Commercial surrogacy is banned, including payment and advertising for surrogacy. There is no restriction on South Australians attending overseas commercial surrogacy clinics.
The Statutes Amendment (Surrogacy) Act 2009 (which in turn has been amended) is still waiting to commence. It amends the 1975 Act. Commercial surrogacy remains banned. There is no restriction on South Australians attending overseas commercial surrogacy clinics.
Western Australia 2008
Legislation: Surrogacy Act 2008
Status: Commercial surrogacy banned only in WA. However, WA regulator threatened with prosecution those mentioning overseas commercial surrogacy clinics.
Commercial surrogacy is banned, including advertising or making the arrangement.
It is an offence to facilitate a commercial surrogacy arrangement:
“(1)A person who provides a service knowing that the service is to facilitate a surrogacy arrangement that is for reward commits a crime except in the circumstances described in subsection (2).
(2) It is not an offence against subsection (1) if the service is a health service provided to the birth mother after she has become pregnant. “
The nature of this offence extends beyond health professionals, and might include, for example, brokers for overseas commercial surrogacy clinics.

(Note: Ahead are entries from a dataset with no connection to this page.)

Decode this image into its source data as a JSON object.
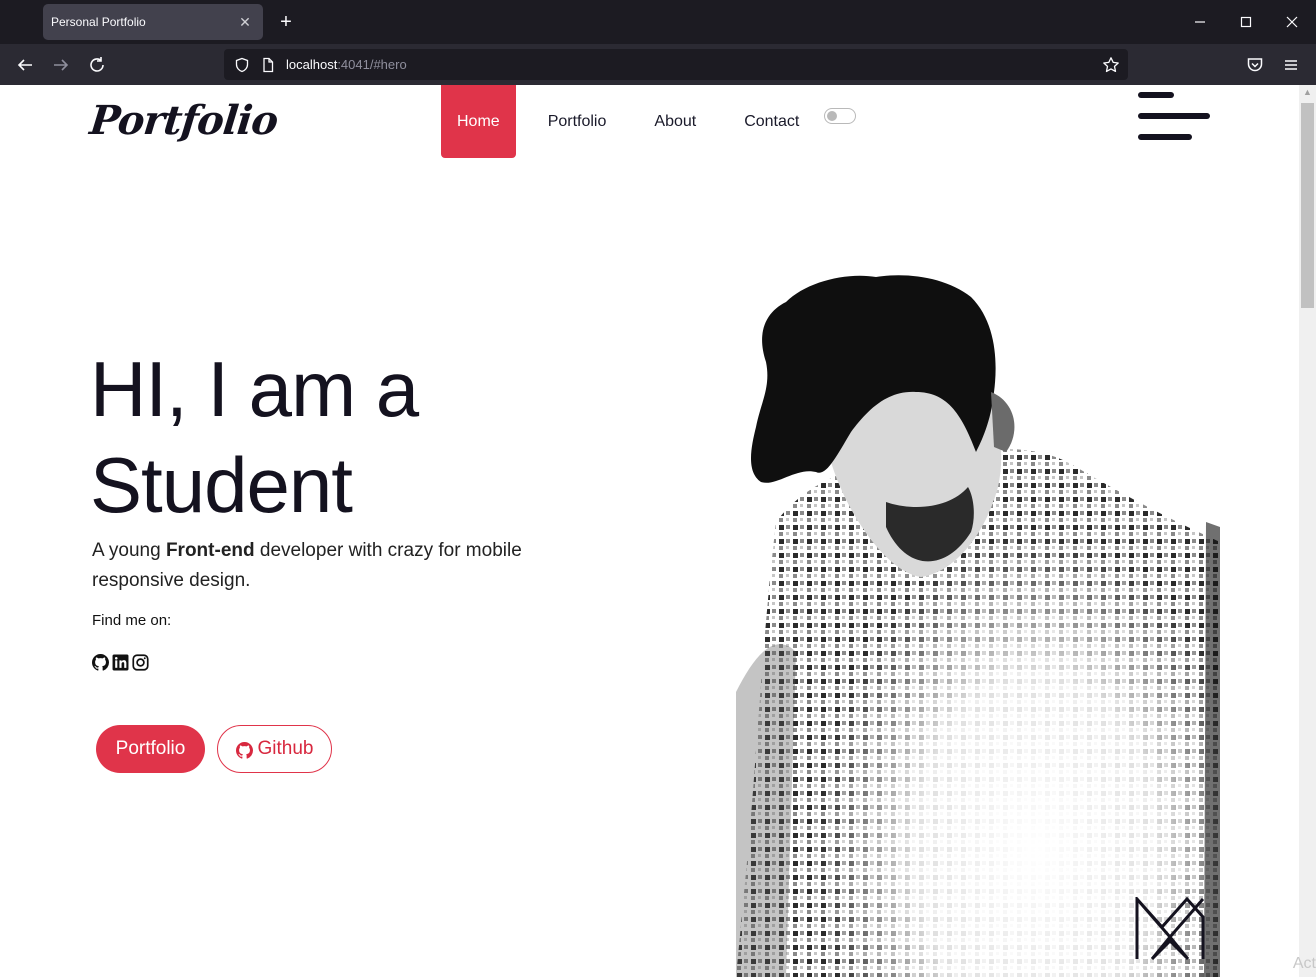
{
  "browser": {
    "tab_title": "Personal Portfolio",
    "url_host": "localhost",
    "url_rest": ":4041/#hero",
    "icons": [
      "close-icon",
      "plus-icon",
      "minimize-icon",
      "maximize-icon",
      "window-close-icon",
      "back-icon",
      "forward-icon",
      "reload-icon",
      "shield-icon",
      "page-icon",
      "star-icon",
      "pocket-icon",
      "menu-icon"
    ]
  },
  "site": {
    "logo": "Portfolio",
    "nav": [
      "Home",
      "Portfolio",
      "About",
      "Contact"
    ],
    "active_nav": "Home",
    "accent_color": "#e0344a"
  },
  "hero": {
    "title_line1": "HI, I am a",
    "title_line2": "Student",
    "sub_pre": "A young ",
    "sub_bold": "Front-end",
    "sub_post": " developer with crazy for mobile responsive design.",
    "find_label": "Find me on:",
    "social_icons": [
      "github-icon",
      "linkedin-icon",
      "instagram-icon"
    ],
    "btn_primary": "Portfolio",
    "btn_secondary": "Github"
  },
  "overlay": {
    "activate_text": "Act"
  }
}
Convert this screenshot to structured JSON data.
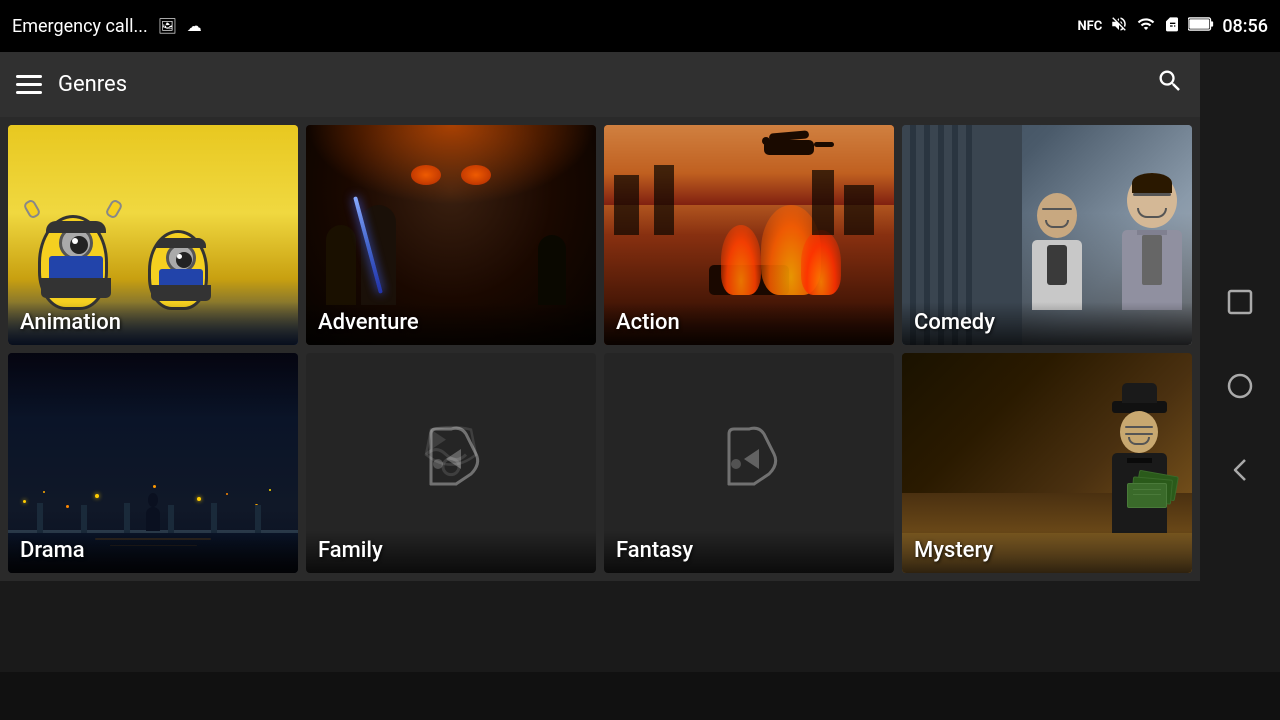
{
  "statusBar": {
    "appName": "Emergency call...",
    "time": "08:56",
    "icons": {
      "nfc": "NFC",
      "mute": "🔇",
      "wifi": "📶",
      "sim": "📱",
      "battery": "🔋"
    }
  },
  "appBar": {
    "title": "Genres",
    "menuIcon": "menu",
    "searchIcon": "search"
  },
  "genres": [
    {
      "id": "animation",
      "label": "Animation",
      "hasImage": true,
      "colorClass": "card-animation"
    },
    {
      "id": "adventure",
      "label": "Adventure",
      "hasImage": true,
      "colorClass": "card-adventure"
    },
    {
      "id": "action",
      "label": "Action",
      "hasImage": true,
      "colorClass": "card-action"
    },
    {
      "id": "comedy",
      "label": "Comedy",
      "hasImage": true,
      "colorClass": "card-comedy"
    },
    {
      "id": "drama",
      "label": "Drama",
      "hasImage": true,
      "colorClass": "card-drama"
    },
    {
      "id": "family",
      "label": "Family",
      "hasImage": false,
      "colorClass": "card-family"
    },
    {
      "id": "fantasy",
      "label": "Fantasy",
      "hasImage": false,
      "colorClass": "card-fantasy"
    },
    {
      "id": "mystery",
      "label": "Mystery",
      "hasImage": true,
      "colorClass": "card-mystery"
    }
  ],
  "navButtons": {
    "square": "⬜",
    "circle": "⭕",
    "back": "◁"
  }
}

The ban on accessing commercial surrogacy does not extend to attending overseas commercial surrogacy clinics.
Status: Commercial surrogacy legal (but non-existent). Legal for Territorians to access overseas commercial surrogacy clinics.
There is no legislation covering NT citizens. It is therefore not an offence for a Territorian to go to commercial surrogacy clinics.There are no such clinics in the NT. It is not an offence for a Territorian to go to an overseas commercial surrogacy clinic.